Havana, January 17 (RHC)-- On January 12th and 13th, the United States fined a U.S. non-profit organization and a Canadian bank for alleged violations of regulations under Washington's nearly six decades-old blockade of Cuba.
The U.S. organization Alliance for Responsible Cuba Policy (ARCP) and the Canadian bank Toronto Dominion (TD), were fined $10,000 and $955,750, respectively, by the U.S. Treasury Department.
According to a report from the Office of Foreign Assets Control (OFAC), between August of 2010 and September of 2011, the Alliance for Responsible Cuba Policy coordinated trips to Cuba for U.S. citizens, in violation of the existing travel ban.
Toronto Dominion, for its part, has been held responsible for transactions it conducted within the U.S. banking system for a Canadian company, which owns a Cuban enterprise. OFAC indicated that between 2003 and 2011, the bank carried out operations related to financing commercial activity ban by the blockade.

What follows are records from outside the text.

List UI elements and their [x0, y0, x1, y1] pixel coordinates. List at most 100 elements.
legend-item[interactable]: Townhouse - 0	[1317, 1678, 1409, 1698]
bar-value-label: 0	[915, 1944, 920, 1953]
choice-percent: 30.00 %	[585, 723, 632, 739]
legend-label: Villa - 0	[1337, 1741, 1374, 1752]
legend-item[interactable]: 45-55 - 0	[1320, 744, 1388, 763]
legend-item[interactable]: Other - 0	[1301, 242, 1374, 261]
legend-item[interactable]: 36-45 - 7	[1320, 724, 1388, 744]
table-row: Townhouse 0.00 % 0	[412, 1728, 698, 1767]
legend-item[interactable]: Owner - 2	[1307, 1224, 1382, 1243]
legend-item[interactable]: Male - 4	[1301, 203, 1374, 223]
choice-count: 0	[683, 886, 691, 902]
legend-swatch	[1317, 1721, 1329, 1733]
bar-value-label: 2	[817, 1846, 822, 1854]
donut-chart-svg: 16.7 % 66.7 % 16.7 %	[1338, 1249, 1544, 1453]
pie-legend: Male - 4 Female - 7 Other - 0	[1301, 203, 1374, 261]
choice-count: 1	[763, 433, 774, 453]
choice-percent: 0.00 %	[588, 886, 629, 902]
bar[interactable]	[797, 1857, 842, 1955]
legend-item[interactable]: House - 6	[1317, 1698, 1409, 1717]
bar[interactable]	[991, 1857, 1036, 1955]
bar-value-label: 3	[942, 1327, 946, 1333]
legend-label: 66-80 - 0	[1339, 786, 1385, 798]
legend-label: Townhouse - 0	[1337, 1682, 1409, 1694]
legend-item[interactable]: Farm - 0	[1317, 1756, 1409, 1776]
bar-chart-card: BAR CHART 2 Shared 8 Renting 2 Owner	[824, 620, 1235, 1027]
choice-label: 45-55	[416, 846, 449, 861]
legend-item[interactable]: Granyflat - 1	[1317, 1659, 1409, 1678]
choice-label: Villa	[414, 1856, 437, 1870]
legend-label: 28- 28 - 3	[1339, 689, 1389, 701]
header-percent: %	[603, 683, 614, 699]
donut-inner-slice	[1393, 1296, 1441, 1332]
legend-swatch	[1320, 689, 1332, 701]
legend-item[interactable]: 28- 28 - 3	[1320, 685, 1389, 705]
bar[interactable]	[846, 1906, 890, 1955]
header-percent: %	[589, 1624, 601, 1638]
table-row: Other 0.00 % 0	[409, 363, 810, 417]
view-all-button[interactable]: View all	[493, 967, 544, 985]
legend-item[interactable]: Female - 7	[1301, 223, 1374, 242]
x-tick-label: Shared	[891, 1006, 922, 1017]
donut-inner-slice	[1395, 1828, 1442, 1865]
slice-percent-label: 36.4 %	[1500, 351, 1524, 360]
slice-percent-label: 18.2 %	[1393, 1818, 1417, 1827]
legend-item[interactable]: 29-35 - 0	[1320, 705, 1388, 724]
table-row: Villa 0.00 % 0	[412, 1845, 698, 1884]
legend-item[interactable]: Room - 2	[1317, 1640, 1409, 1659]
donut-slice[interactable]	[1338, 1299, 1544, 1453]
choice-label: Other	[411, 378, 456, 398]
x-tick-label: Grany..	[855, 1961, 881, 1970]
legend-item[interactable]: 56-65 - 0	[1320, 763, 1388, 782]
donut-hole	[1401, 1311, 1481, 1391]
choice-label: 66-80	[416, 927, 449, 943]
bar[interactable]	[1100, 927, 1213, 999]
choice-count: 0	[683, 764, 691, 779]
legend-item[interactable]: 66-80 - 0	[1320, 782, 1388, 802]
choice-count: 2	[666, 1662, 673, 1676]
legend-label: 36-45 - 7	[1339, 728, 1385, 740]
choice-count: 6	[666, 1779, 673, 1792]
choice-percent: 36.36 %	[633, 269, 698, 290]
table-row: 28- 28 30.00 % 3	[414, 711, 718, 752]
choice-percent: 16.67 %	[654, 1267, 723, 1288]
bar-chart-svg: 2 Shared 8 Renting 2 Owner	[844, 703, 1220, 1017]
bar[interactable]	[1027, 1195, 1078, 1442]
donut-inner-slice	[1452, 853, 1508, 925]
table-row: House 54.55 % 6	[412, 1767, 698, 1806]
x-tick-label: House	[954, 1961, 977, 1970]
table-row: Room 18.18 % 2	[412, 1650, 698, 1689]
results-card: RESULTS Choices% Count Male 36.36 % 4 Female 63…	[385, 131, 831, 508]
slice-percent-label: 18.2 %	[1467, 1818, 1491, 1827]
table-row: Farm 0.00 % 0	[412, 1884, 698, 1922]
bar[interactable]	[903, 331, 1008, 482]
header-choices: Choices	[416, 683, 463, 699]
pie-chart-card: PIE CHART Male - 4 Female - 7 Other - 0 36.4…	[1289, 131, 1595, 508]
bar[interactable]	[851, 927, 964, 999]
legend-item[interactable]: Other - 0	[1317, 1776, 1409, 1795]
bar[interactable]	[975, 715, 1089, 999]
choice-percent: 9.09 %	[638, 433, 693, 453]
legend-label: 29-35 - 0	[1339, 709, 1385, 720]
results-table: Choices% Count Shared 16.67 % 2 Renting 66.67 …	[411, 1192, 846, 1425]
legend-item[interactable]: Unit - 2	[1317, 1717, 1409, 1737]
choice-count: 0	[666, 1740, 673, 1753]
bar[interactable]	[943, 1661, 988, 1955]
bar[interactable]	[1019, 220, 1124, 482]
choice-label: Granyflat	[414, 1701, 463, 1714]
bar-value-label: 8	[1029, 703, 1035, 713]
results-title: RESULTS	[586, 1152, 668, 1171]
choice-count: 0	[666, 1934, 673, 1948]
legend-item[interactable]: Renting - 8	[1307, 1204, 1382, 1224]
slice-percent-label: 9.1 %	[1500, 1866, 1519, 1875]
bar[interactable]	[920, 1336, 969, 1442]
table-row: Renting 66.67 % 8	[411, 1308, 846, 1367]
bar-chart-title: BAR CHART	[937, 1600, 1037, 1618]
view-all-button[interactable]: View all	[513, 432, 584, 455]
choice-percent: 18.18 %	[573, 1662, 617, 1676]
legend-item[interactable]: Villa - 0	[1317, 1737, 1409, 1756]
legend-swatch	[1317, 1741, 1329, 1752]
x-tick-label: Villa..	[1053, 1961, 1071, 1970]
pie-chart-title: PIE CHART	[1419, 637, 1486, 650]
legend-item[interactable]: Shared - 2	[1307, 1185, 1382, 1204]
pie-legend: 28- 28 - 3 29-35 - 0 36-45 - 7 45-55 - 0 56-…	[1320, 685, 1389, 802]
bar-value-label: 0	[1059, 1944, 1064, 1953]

The new fines, imposed just one week before the Obama Administration leaves office, fully demonstrate the persistence of Washington's economic, commercial, and financial blockade of Cuba, and its extraterritorial nature, damaging Cuba's development and violation international law and regulations.
Since the historic announcements by both governments on December 17, 2014, that they were moving toward normalizing bilateral ties, the US government has imposed fines on 11 entities (7 from the U.S. and 4 from other countries), amounting to nearly 3 million dollars, for doing business with Cuba.